喋れば、依頼主に、黙れば、目の前の悪魔に、どちらを選ぶにせよ、彼の未来は、ここで途切れたのだ。
「……ちっ、やはり、もう少し、まし、な連中を雇うべきだったのだ」
田ノ上道場から、少しばかり離れた林の中、倒木の上に、腕を組んで座る男は、忌々しげにその眼を開く。
「物見の呪い」は、遠く離れた場所の映像を観る事が可能であるが、色々と制約も大きく、あまり、多用される事のない呪術であった。
「親父に、一度文句を言わねば、金はあるくせに、妙なところで、けちりやがる」
無手の男は、立ち上がると、ぱんぱん、と尻を叩きながら、軽い調子で、倒木から飛び降りた。
「ふむ、それは、いかんの、金は天下の回りものじゃ」
突然、背後からかけられた言葉に、男は、誇張無しに飛び上がる。慌てて振り返るが、そこには何の気配も無い。
当然であった、無防備になる物見の呪いを使うのだ、彼は何重にも結界を張り、近寄る者は、ネズミ一匹見逃さない筈なのだ。
そのはずで、あったのだが。
「遣う者が遣わねば、金は澱む、世の中も澱む……まぁ、安心せい、主らの汚い首代は、ぱっ、と遣うてやるわ」
「誰っ!」
再び振り返る男は、最後まで、言葉を発する事が出来なかった。一瞬にして、彼の下顎の、その骨だけを、木っ端微塵に、吹き飛ばされたのだから。
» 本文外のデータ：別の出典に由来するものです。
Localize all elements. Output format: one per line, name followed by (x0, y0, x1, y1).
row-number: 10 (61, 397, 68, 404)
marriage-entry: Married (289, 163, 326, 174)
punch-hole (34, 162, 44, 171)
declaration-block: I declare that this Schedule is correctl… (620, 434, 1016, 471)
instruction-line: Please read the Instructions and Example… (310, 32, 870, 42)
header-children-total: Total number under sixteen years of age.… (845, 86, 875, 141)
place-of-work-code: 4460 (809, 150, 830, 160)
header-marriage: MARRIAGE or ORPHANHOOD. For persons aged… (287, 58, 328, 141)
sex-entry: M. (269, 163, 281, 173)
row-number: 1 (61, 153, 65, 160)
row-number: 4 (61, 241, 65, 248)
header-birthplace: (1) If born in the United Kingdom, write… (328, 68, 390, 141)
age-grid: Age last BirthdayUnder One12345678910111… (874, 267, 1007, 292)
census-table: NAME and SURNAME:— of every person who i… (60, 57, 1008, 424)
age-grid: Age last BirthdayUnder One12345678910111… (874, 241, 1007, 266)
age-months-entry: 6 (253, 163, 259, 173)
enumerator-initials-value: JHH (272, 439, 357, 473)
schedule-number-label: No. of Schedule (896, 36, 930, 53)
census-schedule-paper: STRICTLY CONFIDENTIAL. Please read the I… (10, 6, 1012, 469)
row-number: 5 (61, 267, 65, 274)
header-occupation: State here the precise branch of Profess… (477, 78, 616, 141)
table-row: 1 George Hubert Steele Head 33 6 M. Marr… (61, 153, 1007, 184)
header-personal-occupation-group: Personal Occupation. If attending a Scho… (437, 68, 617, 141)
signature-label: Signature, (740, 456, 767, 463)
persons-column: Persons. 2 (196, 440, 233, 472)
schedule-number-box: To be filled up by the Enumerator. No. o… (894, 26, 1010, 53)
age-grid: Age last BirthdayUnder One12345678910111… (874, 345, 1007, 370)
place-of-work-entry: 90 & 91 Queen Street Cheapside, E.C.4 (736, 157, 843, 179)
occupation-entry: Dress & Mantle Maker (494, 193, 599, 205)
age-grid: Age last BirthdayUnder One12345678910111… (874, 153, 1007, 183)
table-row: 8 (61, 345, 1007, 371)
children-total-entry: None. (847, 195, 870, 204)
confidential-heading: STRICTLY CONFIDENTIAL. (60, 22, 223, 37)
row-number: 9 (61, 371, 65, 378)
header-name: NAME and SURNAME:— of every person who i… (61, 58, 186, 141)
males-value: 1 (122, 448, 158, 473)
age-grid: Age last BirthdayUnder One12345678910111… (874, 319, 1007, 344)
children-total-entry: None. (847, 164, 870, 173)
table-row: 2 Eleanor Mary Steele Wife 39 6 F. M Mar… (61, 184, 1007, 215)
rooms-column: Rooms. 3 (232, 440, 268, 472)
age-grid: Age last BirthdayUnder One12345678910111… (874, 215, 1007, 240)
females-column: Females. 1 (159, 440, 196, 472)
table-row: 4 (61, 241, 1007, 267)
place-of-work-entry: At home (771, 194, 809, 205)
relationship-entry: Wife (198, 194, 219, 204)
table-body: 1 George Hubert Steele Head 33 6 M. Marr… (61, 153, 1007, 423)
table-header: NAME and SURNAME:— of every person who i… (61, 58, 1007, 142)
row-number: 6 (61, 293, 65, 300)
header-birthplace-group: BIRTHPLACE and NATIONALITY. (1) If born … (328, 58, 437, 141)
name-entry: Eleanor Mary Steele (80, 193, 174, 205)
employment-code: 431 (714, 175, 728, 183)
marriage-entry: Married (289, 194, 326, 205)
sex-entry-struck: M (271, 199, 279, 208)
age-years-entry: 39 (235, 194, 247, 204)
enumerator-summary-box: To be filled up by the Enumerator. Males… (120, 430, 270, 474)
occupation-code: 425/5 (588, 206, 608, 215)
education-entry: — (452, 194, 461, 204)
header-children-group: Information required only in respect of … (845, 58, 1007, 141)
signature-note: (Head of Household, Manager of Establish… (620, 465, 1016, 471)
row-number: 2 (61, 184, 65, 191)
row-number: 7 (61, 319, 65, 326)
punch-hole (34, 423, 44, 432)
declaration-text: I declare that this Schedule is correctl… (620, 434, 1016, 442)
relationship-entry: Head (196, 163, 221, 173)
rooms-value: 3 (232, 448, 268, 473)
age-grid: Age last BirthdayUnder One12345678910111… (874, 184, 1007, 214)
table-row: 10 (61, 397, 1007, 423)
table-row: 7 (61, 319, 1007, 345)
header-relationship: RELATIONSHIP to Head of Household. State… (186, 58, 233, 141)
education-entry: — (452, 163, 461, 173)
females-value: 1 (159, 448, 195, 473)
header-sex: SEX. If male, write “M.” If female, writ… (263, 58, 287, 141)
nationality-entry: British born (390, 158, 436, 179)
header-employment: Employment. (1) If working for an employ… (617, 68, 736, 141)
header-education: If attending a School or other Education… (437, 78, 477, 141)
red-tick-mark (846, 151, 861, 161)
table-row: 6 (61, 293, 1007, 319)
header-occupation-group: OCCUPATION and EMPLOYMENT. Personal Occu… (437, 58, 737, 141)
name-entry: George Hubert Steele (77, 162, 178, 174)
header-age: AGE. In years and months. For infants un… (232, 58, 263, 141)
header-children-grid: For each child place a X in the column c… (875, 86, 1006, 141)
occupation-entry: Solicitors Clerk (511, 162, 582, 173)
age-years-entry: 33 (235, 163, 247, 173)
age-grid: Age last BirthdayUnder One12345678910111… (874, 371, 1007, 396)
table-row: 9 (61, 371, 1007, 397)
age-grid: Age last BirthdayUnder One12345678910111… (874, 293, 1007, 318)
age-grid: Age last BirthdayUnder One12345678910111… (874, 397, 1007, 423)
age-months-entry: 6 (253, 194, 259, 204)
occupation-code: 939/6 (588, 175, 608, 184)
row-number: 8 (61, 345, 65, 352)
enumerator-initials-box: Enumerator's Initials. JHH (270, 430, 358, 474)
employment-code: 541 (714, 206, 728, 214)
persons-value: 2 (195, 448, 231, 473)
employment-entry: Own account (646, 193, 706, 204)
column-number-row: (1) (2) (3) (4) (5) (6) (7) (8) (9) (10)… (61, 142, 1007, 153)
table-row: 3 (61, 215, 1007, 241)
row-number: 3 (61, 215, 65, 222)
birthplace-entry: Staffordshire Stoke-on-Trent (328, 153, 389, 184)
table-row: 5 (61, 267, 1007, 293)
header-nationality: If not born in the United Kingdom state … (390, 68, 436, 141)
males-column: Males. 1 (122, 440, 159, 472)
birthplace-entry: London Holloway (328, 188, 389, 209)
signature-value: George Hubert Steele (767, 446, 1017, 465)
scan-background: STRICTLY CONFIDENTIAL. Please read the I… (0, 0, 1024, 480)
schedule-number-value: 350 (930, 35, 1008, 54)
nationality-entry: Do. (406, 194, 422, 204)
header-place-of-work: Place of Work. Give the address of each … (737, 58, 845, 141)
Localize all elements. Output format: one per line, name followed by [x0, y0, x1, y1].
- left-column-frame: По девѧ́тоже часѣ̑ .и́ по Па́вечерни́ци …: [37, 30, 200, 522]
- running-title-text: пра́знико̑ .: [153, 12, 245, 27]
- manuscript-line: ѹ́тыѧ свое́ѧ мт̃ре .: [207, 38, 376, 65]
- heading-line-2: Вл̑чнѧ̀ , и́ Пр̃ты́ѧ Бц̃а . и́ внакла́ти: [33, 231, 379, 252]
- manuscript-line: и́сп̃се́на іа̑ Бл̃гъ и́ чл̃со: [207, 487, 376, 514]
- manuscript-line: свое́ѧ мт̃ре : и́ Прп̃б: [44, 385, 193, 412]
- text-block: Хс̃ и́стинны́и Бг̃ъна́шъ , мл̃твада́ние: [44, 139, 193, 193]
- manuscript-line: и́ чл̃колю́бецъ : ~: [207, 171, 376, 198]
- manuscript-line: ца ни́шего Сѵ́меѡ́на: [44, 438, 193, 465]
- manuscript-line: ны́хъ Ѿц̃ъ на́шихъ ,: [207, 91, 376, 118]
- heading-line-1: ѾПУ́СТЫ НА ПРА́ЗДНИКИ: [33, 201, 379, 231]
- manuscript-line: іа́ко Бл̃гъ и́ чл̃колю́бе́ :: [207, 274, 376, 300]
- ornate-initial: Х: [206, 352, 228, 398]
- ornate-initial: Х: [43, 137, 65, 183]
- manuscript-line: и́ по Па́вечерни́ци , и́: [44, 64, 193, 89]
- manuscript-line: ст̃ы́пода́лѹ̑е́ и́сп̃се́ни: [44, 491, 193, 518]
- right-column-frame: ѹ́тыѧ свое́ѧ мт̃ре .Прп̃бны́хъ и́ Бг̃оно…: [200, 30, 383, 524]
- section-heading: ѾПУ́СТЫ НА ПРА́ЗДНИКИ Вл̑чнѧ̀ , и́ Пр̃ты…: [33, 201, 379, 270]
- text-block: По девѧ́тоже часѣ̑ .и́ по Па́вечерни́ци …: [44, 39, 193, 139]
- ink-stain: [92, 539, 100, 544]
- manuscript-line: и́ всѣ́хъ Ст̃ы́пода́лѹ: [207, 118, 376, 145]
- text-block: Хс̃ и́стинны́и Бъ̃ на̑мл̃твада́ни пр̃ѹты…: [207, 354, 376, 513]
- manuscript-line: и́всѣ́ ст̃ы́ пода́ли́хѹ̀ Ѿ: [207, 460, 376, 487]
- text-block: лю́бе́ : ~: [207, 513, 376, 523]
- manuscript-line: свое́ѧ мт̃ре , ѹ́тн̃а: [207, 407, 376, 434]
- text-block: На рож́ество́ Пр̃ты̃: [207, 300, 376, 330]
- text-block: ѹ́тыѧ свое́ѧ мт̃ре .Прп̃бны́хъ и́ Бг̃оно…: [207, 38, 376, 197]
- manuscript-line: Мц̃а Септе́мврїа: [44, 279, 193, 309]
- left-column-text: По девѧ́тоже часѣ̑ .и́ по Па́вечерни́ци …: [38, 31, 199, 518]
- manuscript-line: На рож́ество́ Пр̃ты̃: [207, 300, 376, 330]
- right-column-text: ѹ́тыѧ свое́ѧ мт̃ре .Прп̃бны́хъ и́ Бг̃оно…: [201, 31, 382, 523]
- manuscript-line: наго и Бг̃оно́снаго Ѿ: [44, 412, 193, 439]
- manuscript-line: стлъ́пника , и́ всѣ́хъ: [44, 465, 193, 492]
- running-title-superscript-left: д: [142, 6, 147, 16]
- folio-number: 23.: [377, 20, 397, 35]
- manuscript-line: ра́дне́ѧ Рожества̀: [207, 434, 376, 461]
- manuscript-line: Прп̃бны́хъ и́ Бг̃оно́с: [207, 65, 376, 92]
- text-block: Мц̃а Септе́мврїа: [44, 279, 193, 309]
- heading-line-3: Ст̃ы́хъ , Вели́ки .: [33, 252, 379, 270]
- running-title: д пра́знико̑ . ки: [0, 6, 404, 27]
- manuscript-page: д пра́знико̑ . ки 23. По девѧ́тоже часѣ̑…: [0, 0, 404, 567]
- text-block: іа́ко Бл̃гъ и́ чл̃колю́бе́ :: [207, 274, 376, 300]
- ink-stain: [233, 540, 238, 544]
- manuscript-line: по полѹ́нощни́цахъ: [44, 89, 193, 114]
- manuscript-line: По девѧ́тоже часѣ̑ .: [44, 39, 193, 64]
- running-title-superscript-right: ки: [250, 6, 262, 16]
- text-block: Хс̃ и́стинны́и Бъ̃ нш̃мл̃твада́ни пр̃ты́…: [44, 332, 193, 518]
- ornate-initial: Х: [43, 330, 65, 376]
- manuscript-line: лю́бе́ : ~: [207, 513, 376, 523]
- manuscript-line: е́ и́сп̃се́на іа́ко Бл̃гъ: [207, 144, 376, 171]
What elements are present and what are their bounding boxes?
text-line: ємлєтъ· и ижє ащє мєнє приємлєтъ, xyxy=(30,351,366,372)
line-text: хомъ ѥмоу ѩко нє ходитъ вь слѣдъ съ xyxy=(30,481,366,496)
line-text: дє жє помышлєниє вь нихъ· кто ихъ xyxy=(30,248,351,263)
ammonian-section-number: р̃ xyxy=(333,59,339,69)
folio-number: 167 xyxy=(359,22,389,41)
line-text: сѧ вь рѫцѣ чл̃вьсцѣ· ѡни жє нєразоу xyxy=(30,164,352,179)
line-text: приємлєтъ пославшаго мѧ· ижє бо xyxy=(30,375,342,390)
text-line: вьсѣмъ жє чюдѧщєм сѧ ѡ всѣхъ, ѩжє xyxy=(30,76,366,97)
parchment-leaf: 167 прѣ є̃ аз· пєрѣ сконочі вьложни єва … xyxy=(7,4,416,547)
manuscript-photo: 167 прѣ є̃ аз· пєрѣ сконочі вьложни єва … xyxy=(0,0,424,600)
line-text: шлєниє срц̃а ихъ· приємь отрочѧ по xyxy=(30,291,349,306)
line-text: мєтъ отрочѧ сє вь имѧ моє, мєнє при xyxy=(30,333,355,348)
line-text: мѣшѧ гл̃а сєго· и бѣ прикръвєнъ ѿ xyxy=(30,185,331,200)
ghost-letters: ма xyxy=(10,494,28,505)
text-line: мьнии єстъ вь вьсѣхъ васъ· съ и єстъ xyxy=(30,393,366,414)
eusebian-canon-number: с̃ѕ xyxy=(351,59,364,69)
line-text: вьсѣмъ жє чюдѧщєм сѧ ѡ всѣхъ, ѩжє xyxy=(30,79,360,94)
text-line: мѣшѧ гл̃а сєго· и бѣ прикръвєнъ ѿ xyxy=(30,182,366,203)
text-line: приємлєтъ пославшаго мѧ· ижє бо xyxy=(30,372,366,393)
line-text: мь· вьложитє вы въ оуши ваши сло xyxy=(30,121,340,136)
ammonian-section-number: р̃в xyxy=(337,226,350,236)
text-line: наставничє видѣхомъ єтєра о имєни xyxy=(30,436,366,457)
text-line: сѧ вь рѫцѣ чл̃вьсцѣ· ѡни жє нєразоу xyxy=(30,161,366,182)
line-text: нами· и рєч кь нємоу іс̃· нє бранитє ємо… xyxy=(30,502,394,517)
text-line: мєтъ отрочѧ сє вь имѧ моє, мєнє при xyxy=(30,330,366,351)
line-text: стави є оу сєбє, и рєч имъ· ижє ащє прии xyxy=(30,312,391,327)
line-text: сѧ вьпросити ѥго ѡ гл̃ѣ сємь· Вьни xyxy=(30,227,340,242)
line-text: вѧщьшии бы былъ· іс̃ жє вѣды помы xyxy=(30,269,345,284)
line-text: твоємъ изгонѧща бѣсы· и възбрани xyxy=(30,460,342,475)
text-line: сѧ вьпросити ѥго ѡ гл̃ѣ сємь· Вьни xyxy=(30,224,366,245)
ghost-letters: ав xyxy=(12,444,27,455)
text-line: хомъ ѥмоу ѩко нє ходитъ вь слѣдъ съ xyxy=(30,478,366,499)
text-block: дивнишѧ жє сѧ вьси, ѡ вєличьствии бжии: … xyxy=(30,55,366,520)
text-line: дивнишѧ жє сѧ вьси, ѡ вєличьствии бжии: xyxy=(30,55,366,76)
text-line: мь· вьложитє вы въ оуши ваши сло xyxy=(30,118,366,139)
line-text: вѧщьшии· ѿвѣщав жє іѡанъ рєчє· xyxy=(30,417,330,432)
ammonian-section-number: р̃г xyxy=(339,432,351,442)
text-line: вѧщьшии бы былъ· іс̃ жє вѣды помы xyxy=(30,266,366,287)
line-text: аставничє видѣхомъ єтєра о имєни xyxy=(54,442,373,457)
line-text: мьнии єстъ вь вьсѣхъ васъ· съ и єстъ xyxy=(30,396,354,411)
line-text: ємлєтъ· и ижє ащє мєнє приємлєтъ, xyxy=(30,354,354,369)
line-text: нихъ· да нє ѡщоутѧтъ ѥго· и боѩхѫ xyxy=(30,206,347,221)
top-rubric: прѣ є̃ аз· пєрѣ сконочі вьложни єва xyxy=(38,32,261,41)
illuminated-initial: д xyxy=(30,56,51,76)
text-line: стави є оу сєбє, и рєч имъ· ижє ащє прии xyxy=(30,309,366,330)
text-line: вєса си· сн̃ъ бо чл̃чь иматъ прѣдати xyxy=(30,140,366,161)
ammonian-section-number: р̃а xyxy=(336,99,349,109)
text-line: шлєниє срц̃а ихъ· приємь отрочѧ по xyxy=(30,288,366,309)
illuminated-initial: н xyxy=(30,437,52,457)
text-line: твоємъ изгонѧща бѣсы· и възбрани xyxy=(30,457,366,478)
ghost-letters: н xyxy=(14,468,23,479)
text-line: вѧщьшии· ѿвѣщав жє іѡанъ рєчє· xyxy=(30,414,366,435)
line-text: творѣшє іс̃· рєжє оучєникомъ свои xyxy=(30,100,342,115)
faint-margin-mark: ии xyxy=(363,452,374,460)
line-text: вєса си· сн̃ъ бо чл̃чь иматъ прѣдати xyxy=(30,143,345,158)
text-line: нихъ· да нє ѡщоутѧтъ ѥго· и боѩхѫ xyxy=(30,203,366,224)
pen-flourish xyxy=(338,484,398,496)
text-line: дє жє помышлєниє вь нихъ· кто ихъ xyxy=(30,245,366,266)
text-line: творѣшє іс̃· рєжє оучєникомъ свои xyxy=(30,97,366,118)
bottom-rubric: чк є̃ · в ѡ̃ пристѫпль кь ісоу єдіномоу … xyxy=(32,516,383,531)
ぷらり、と、顎を垂れ下がらせ、バリンデン一家の末っ子、「呪い」のジョルトは、膝を付き、無意味に両手を蠢かせる。おそらく、自分でも何をしているのか、分かっていないのであろう。
「うふふ、まだ、殺しはせぬ、帰って、親父どのに伝えるがよいぞ、つまらぬ真似をせず、自分で来い、とな……ただし」
ぴぃん、と、何か、弦楽器の調律でもしたかの様な音。
「はへぇ」
弾けたのは、ジョルトの、小指の、骨だけである。
この様な技、世界広しといえど、遣える者は数人しか居まい。
「もう、遅いぞ? バリンデン一家の命運は、既に尽きたのだ、ひとりとして、残しはせぬ、わざわざ、山を越えてまで、死にに来るとは馬鹿な奴らよ……おい、坊主」
「石火」のヒョーエに睨まれ、哀れな男は股を濡らす。
「儂の弟子に手を出して、どうなるか、お前は見せしめよ……まぁ、歩けるだけは、残しておいてやる」
悲鳴をあげる事も出来ぬジョルトは、ただ、息と、泡を吐き出す事しか、叶わぬのだ。